Si, en revanche, les États-Unis souhaitent continuer d'attendre que d'autres pays progressent sur les MNBC, ils pourraient envisager un rôle important pour le secteur privé. La perspective de « dollars numériques » du secteur privé a effrayé certains décideurs politiques lorsque Facebook a annoncé saCryptomonnaie Libraen juin dernier, mais récemment, Powell et ses collègues ont commencéenvisageant favorablement différentes formes de collaboration avec le secteur privéEn l’absence d’une Juridique nationale claire, l’émission privée de « dollars numériques » est déjà en cours, comme en témoigne la montée en flèche des « crypto-dollars » émis par des organismes privés, un phénomène présenté par Nic Carter, cofondateur de Coin Metrics.
Ce qui pourrait être encore pire, c’est d’attendre et d’être laissé pour compte.
De plus, le Bureau du contrôleur de la monnaie (OCC) du Trésor a récemmenta donné le feu vert aux banques détenir des réserves bancaires pour le compte de certains émetteurs de « dollars numériques ». Si les États-Unis mobilisent le secteur privé, nous pensons qu'ils devraient adopter et exiger le modèle qui a fonctionné aux débuts d'Internet : des normes Technologies open source et interopérables.
D' une certaine manière, l'attitude attentiste actuelle de la Réserve fédérale est compréhensible : institution historiquement conservatrice, elle a beaucoup à perdre si ses efforts en matière de CBDC échouent.
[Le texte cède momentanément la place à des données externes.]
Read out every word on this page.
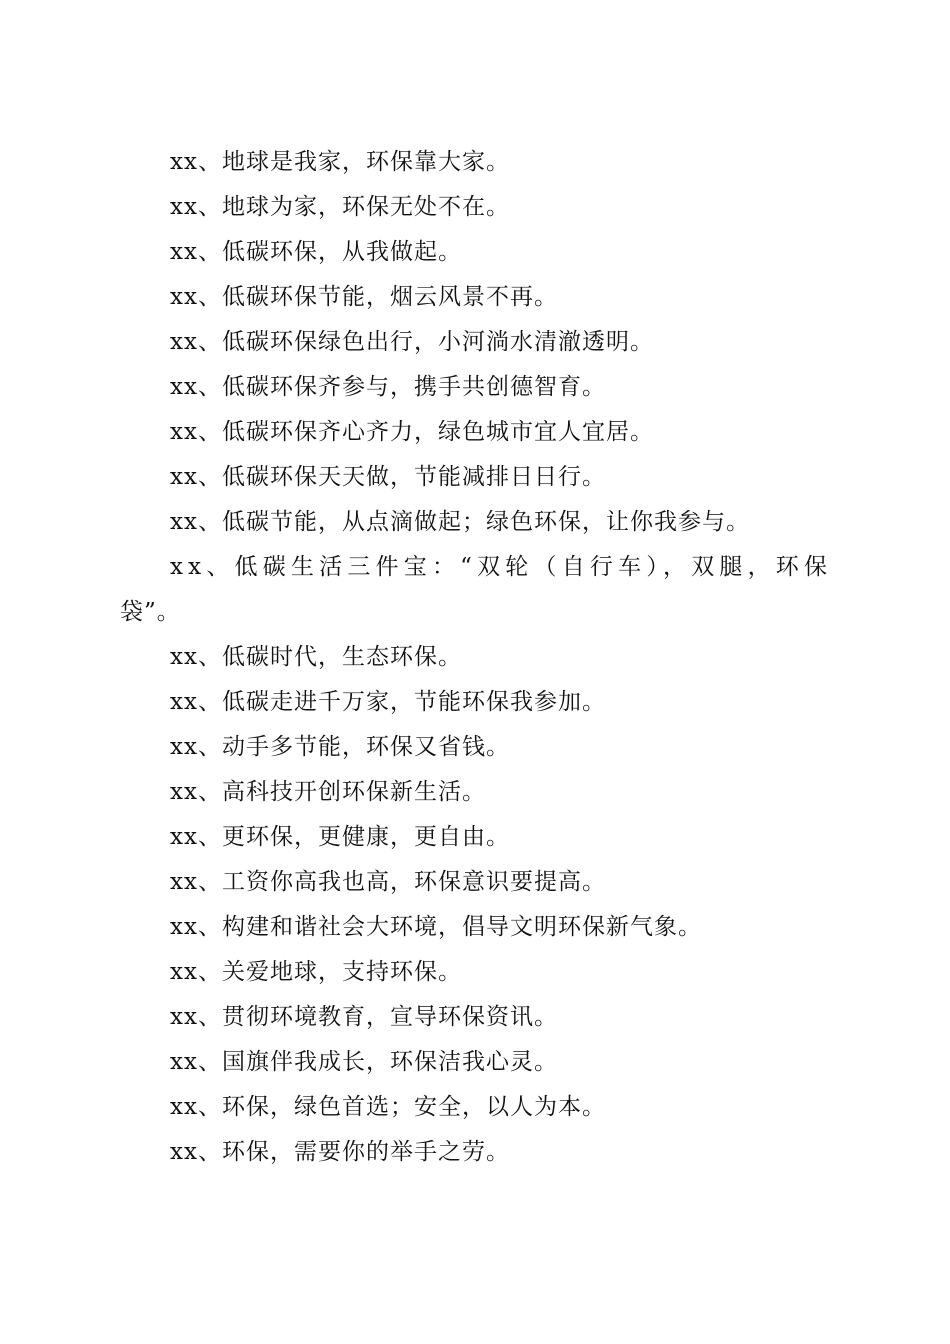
xx、地球是我家，环保靠大家。
xx、地球为家，环保无处不在。
xx、低碳环保，从我做起。
xx、低碳环保节能，烟云风景不再。
xx、低碳环保绿色出行，小河淌水清澈透明。
xx、低碳环保齐参与，携手共创德智育。
xx、低碳环保齐心齐力，绿色城市宜人宜居。
xx、低碳环保天天做，节能减排日日行。
xx、低碳节能，从点滴做起；绿色环保，让你我参与。
xx、低碳生活三件宝：“双轮（自行车），双腿，环保
袋”。
xx、低碳时代，生态环保。
xx、低碳走进千万家，节能环保我参加。
xx、动手多节能，环保又省钱。
xx、高科技开创环保新生活。
xx、更环保，更健康，更自由。
xx、工资你高我也高，环保意识要提高。
xx、构建和谐社会大环境，倡导文明环保新气象。
xx、关爱地球，支持环保。
xx、贯彻环境教育，宣导环保资讯。
xx、国旗伴我成长，环保洁我心灵。
xx、环保，绿色首选；安全，以人为本。
xx、环保，需要你的举手之劳。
Des failles de cybersécurité pourraient par exemple compromettre le lancement d'un dollar numérique.
Mais toute cette attente a certainement un coût plus élevé.
Comme l’a admis avec franchise le président de la CFTC, Heath Tarbert, lundi lors de la DC FinTech Week : « La seule chose qui m’effraie, c’est le fait que les États-Unis prennent du retard [sur les CBDC] ».
Voir aussi : Chris Giancarlo -Ne vous précipitez T sur le dollar numérique pendant la crise du COVID-19
D’autres pays qui ont adopté plus tôt les CBDC pourraient bénéficier de cet avantage du premier arrivé : ils pourraient atteindre ou dépasser les États-Unis en matière d’infrastructures, établir des normes industrielles ou élargir leurs sphères d’influence via l’adoption de la monnaie numérique.
Au niveau national, agir trop lentement et maintenir le statu quo pourrait priver les États-Unis de nouveaux outils budgétaires et monétaires importants, notamment la capacité de distribuer rapidement et précisément les fonds de relance directement aux citoyens lors d’une pandémie récurrente ou d’une dépression persistante.
Dans le pire des cas, les États-Unis se retrouveraient dans les années à venir avec le pire des deux mondes : ni progrès matériels en matière d’infrastructure financière nationale, ni amélioration de la clarté réglementaire, ni normes ouvertes pour les prestataires privés.
Les États-Unis sont confrontés à une décision urgente : rejoindre d’autres pays et commencer à travailler, ouvertement et de toute urgence, sur une monnaie numérique qui viendrait compléter l’argent papier. Aussi difficile que soit la décision, attendre et se retrouver à la traîne pourrait être encore pire.

Remarque : Les opinions exprimées dans cette colonne sont celles de l'auteur et ne reflètent pas nécessairement celles de CoinDesk, Inc. ou de ses propriétaires et affiliés.